Стоя в кассу за билетами, он заглядывал в корзинки своих соседей. Перед ним брал билет высоченный мужик, таких же примерно лет, что и Чудов. Тот заметил любопытный взгляд Ивана, улыбнулся широкой и довольной улыбкой.
— Что, за грибами? — низко спросил он.
— За грибами, — заглянул ему в глаза Иван.
— Куда едешь? В Заборье? Или в Устюжное?
— Да в Хватово, поближе! В Заборье далеко уж очень. Полдня ехать.
— Какое полдня? Электричкой три с полтиной часа. И там. Зато там белые, — во! Этож грибы, а не какие-нибудь маслята с опятами. Это, — он закрыл глаза, видимо представив себе сковородку с жареными грибами, помолчал и растягивая звуки произнес, — бееелыыее.
— М-м. — промычал Иван.
— А давай с нами, до Заборья, вместе поедем, места покажу…
— А! — Иван махнул рукой. — Давай!
Ему было всё равно, где потратить этот пустой воскресный день, а грибов хотелось хороших, серьезных таких аргументов для разговора с женой. — Тебя звать-то как?
— Егор я, — шелестя купленными билетами, ответил грибник. — Ты не бойся, мы в лесу своих не бросаем. Пошли!

Взяв билеты, грибники заспешили на мост, постояли, покурив в ожидании электрички, и уже через десять минут, помечтав о чём-то, дружно спали в вагоне, который вёз их к неведомым грибным местам. Сначала Иван пытался смотреть в окно, но тоскливый серый туман застилал грязно-желтый пейзаж и видны были только мелькающие, как палки, телеграфные столбы, стоящие вдоль дороги.
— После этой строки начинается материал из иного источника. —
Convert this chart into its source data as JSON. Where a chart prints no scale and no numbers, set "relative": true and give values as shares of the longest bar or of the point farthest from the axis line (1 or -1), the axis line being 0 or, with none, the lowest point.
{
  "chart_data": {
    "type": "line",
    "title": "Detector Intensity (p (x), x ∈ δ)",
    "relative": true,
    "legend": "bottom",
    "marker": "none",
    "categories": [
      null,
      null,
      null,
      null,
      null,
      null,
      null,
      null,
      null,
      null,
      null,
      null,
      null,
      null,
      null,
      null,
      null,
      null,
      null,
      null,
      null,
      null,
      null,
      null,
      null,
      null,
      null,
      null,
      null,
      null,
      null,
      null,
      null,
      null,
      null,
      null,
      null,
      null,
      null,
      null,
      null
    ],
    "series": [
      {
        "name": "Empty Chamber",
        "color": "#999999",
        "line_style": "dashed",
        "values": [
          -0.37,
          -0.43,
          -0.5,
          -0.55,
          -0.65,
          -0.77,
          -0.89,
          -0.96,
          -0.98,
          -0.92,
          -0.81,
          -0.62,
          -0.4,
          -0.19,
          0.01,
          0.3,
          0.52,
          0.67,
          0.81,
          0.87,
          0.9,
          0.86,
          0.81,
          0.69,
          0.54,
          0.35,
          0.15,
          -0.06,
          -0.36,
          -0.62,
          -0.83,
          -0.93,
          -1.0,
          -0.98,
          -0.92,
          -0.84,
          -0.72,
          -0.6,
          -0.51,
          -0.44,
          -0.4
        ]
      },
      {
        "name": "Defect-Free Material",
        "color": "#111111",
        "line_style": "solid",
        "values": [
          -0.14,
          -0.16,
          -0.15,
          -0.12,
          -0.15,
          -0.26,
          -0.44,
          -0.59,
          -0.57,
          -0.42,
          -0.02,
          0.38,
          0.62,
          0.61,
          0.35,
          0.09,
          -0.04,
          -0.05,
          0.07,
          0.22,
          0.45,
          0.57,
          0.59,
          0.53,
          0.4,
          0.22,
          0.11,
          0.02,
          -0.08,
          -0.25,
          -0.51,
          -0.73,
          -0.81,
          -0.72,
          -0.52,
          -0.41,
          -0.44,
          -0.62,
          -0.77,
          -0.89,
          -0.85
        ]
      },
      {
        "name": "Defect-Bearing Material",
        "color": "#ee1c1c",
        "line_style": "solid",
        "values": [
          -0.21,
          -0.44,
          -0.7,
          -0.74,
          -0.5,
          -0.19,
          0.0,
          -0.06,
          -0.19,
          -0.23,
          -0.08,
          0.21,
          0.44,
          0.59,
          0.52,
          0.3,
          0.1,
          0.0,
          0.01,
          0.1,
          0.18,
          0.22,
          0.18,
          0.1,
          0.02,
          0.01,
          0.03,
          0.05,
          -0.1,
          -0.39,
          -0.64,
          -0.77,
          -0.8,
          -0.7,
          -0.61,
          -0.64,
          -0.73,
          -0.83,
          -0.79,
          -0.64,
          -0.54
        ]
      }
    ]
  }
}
От ритмичного мелькания столбов глаза Ивана закрывались сами. В голове лишь крутились мысли о том, что в Хватово он знал и лес, и подход к лесу, тропинки, идущие по лесополосе, да и местность была знакомая… А туда, куда вёз его Егор, он мест не знает… Наверное, зря он согласился… Хотя вдвоем ехать и собирать грибы веселее…
Так он думал, думал, и заснул под мерный стук колес.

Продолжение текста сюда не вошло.